Tara cleared her throat from her spot on the couch. “I wear a seven and a half, as well, Detective. It’s a pretty common size for women.”
The detective regarded her with a small bob of his head. “We’re not making any accusations here, Mrs. Dodd. Just trying to establish some facts.” He turned back to Sawyer and pressed the photograph toward her. “Do you recognize this shoe?”
Sawyer took the picture. “I have those shoes. But so does pretty much every girl at Hawthorne.”
“May I see them, please?”
She was taken aback. “My shoes?”
“Just what exactly are you getting at, Detective Biggs?” Andrew asked.
“We’re working on a theory—just a theory—that there may have been someone else in the car with Kevin that night.”
Sawyer’s breath hitched. “What?”
“The passenger seat was moved back—just enough for someone to have slipped out the door.”
“But the car—everyone said it was smashed. Wouldn’t a passenger have been killed? Or at least hurt pretty severely? And why would someone not say something? Why wouldn’t they say they were in car?”
Detective Biggs held up his meaty hands. “Right now it’s just a theory. Like I said, we’re just trying to establish the facts, figure out as best we can exactly what happened that night. The seat being in that position could just be a coincidence. And the shoe stuck in the mud—well, it could have been left in the car prior and gotten kicked out on impact, or it could have even just been there on the side of the road. You kids spend a lot of time up there on Hicks. There’s always a lot of junk left behind.”
Sawyer felt strangely ashamed, like the detective had stumbled on her generation’s dirty little secret.
“May I see the shoes, Sawyer?”
Sawyer nodded mutely and climbed the stairs, her mind tumbling over the idea that someone could have been in the car with Kevin. If someone had been there, she mused, why would that person let him drive if they knew he’d been drinking?
She picked through the detritus on her closet floor, shoving past prom shoes and track sneakers. The pair in question—a fairly nondescript pair of mall-issued metallic flats—wasn’t there. Sawyer flopped back onto her butt on the floor, frowning. She did a cursory check under the bed before half-heartedly picking through a bulging cardboard box labeled “Sawyer.”

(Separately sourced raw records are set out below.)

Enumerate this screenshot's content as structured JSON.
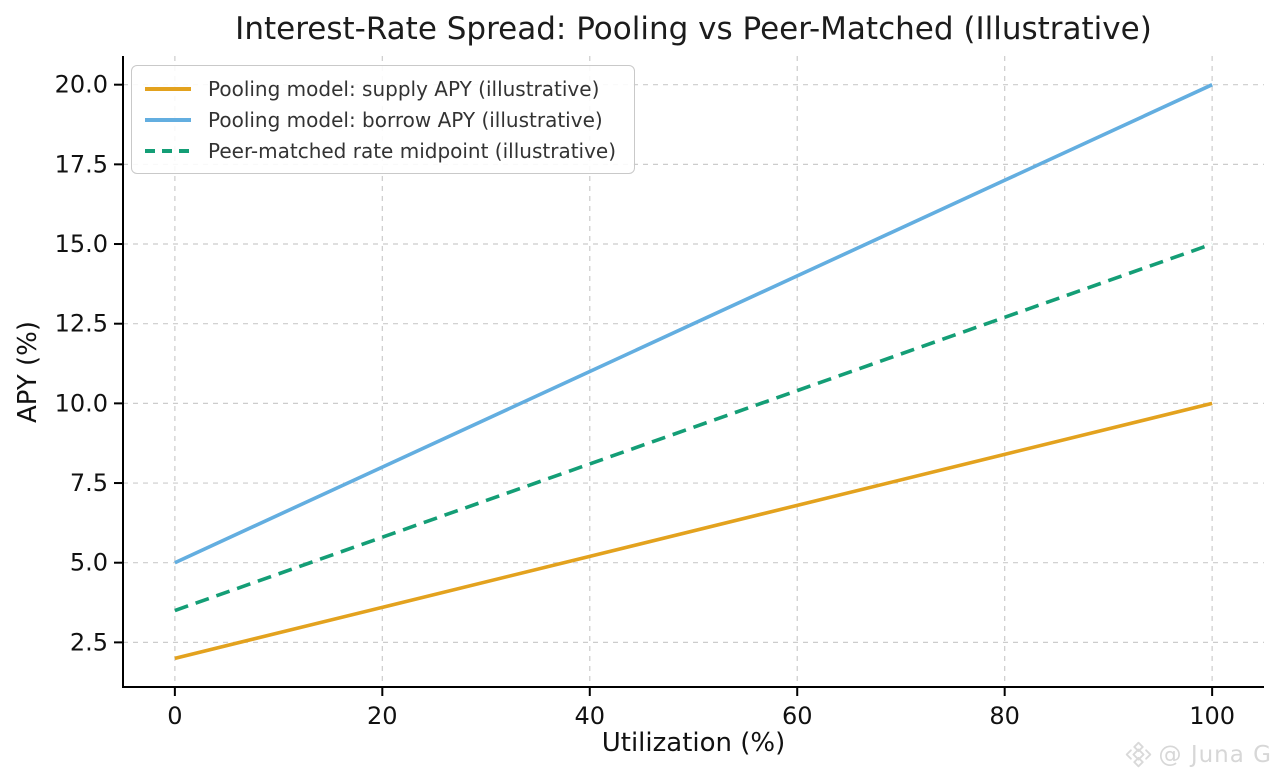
{
  "page": {
    "watermark": {
      "text": "@ Juna G",
      "icon": "binance-diamond-icon"
    }
  },
  "chart_data": {
    "type": "line",
    "title": "Interest-Rate Spread: Pooling vs Peer-Matched (Illustrative)",
    "xlabel": "Utilization (%)",
    "ylabel": "APY (%)",
    "x": [
      0,
      20,
      40,
      60,
      80,
      100
    ],
    "series": [
      {
        "name": "Pooling model: supply APY (illustrative)",
        "color": "#E3A21E",
        "style": "solid",
        "values": [
          2.0,
          3.6,
          5.2,
          6.8,
          8.4,
          10.0
        ]
      },
      {
        "name": "Pooling model: borrow APY (illustrative)",
        "color": "#63AEE0",
        "style": "solid",
        "values": [
          5.0,
          8.0,
          11.0,
          14.0,
          17.0,
          20.0
        ]
      },
      {
        "name": "Peer-matched rate midpoint (illustrative)",
        "color": "#149E76",
        "style": "dashed",
        "values": [
          3.5,
          5.8,
          8.1,
          10.4,
          12.7,
          15.0
        ]
      }
    ],
    "xlim": [
      -5,
      105
    ],
    "ylim": [
      1.1,
      20.9
    ],
    "xticks": {
      "values": [
        0,
        20,
        40,
        60,
        80,
        100
      ],
      "labels": [
        "0",
        "20",
        "40",
        "60",
        "80",
        "100"
      ]
    },
    "yticks": {
      "values": [
        2.5,
        5.0,
        7.5,
        10.0,
        12.5,
        15.0,
        17.5,
        20.0
      ],
      "labels": [
        "2.5",
        "5.0",
        "7.5",
        "10.0",
        "12.5",
        "15.0",
        "17.5",
        "20.0"
      ]
    },
    "grid": true,
    "grid_color": "#cccccc",
    "axis_color": "#000000",
    "legend_position": "upper-left"
  }
}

Twenty minutes later she stepped down the stairs and shrugged. “I can’t find them.” Sawyer gestured toward the photo Detective Biggs laid on the coffee table. “But those can’t be mine.” She licked her lips, forcing the words past her teeth as the images of that night flashed in her mind. “I wasn’t wearing them that night.”

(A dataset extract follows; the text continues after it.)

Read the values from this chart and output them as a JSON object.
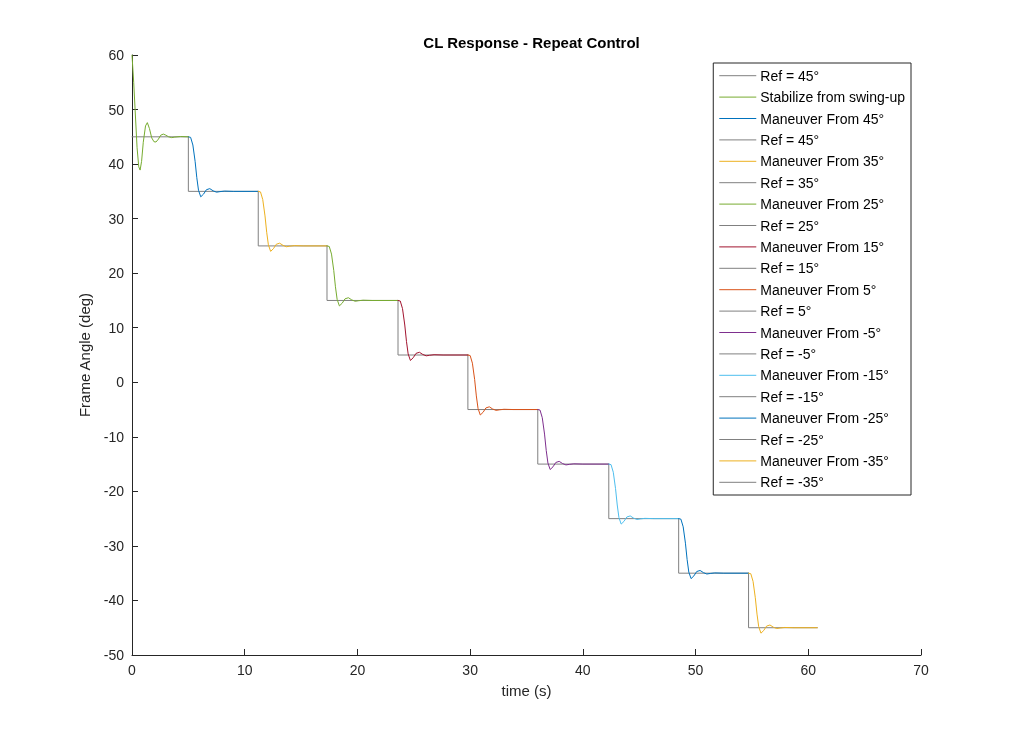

Detective Biggs sucked on his teeth and seemed to consider Sawyer’s statement. Everything in her went on synapse-snapping high alert and suddenly, without knowing why, Sawyer felt guilty. When the detective broke the silence what seemed like eons later, Sawyer finally breathed.
Biggs thrust out a hand to Sawyer’s father and stepmom. “Sorry to have bothered you, Mr. and Mrs. Dodd.” He nodded at Sawyer. “You have a very smart daughter there.”
Sawyer watched her father and Tara shake Biggs’s hand, frustration prickling her spine when no one corrected Biggs, no one reminded him that Tara wasn’t her mother. When the detective offered his hand to Sawyer, she shook it woodenly, saying nothing. Once the door closed and he was gone, Sawyer blinked.
“I’m going to go take a shower.”
“Don’t you want to eat something first?” Tara asked.
Sawyer shook her head, feeling the dead weight of…something…sitting in the pit of her stomach. “No, I’m not very hungry.”
She turned her back on Tara’s and her father’s expectant stares and pulled her backpack over her shoulder. Once she got to her room, she shut the door, dumped the pack, and stashed the note where no one would find it. Then she turned on the shower as hot as she could get it, as if the water could wash away the last year of her life.
***
Sawyer was in her pajamas, hair wrapped in a towel turban, and stretched out on her bed when there was a knock on her doorframe. She looked up from her Spanish homework and blinked at her father.
“Hey,” he said softly.
“Hey.”
He walked in, sitting on the edge of Sawyer’s bed, one hand fanned out on her bedspread. “She’s trying, you know.”
Sawyer didn’t say anything. She kept her pencil moving even though she had ceased conjugating verbs and was now doodling circles on her notebook paper. “I know.”
“It’s not easy for her.”
Sawyer looked up, betrayal flashing in her eyes. “It’s not easy for me, either.”